The mRNA sequence data of 374 cases of HCC and 50 cases of normal tissue were obtained from TCGA. The limma package and the Wilcoxon signed-rank test in R (∣logFC∣ > 1, FDR < 0.05) were used to screen the differentiated expressed ARGs in HCC and non-tumor samples. In this study, 43 and 8 ARGs were significantly upregulated and downregulated, respectively. In addition, their results were plotted by volcano plot, heatmap, and box plot (Fig. 1(b-d)).

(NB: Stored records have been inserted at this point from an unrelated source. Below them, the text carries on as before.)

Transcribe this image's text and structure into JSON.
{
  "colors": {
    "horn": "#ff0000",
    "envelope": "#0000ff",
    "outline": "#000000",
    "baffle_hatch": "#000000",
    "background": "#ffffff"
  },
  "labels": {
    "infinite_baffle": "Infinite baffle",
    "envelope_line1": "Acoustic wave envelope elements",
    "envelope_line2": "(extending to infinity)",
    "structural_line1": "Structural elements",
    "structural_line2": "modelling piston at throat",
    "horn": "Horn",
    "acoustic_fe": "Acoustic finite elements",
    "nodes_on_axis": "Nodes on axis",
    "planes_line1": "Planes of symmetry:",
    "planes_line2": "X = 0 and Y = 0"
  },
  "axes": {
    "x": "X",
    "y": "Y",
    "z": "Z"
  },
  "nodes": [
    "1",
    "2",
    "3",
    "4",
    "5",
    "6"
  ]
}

To further study the main biological functions and significant pathways of these 51 identified genes, the GO enrichment and KEGG pathway enrichment analysis were performed. The plotted results are shown in (Fig. 2). The 51 identified ARGs were involved in the pathways related to cellular apoptosis (Fig. 2a and 2b). According to KEGG enrichment analysis results, the 51 ARGs possible contribute to platinum drug resistance and transcriptional misregulation in cancer as well as associated with some oncogenic pathways such as MAPK, P53, TNF, PI3K-Akt signaling pathways (Fig. 2c). The STRING online tool was used to establish a PPI network to explore the interactions among the proteins coded by ARGs. Results observed using the Cytoscape software (Fig. 2d).

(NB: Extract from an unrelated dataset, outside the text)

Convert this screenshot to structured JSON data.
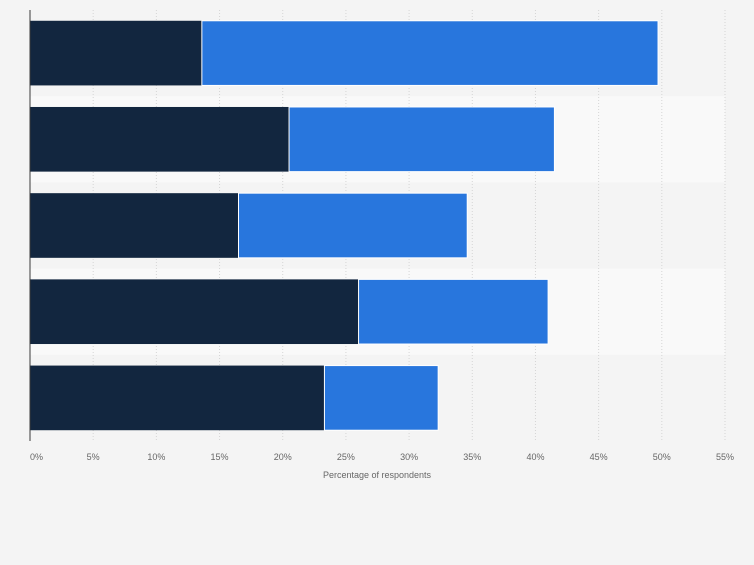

Univariate Cox regression analyses were performed on both mRNA expressional and corresponding clinical data of 51 selected ARGs to identify their prognosis-associated ARGs in HCC (Fig. 3a). There were 20 upregulated ARGs and 1 downregulated ARG which were statistically significant. These 21 identified genes were subsequently analyzed by multivariate Cox regression (p < 0.05) to determine ARGs association with the prognosis of patients and acquire corresponding regression coefficients. Following the multivariate Cox regression, five prognosis-related ARGs were screened which contained PPP2R5B, SQSTM1, TOP2A, BMF, and LGALS3. Expression levels in normal and HCC specimens were further compared to establish the prognostic value of these 5 genes. The 5 identified ARGs in HCC specimens had significantly higher expression levels than normal specimens as indicated by heatmap and boxplot (Fig. 3b and 3c). Besides, the K-M curve was constructed from the comparisons of the survival rates differences in high- and low-expressed groups in the identified ARGs. Interestingly, the high expression levels in the 5 identified ARGs indicated a low survival rate (Fig. 3d).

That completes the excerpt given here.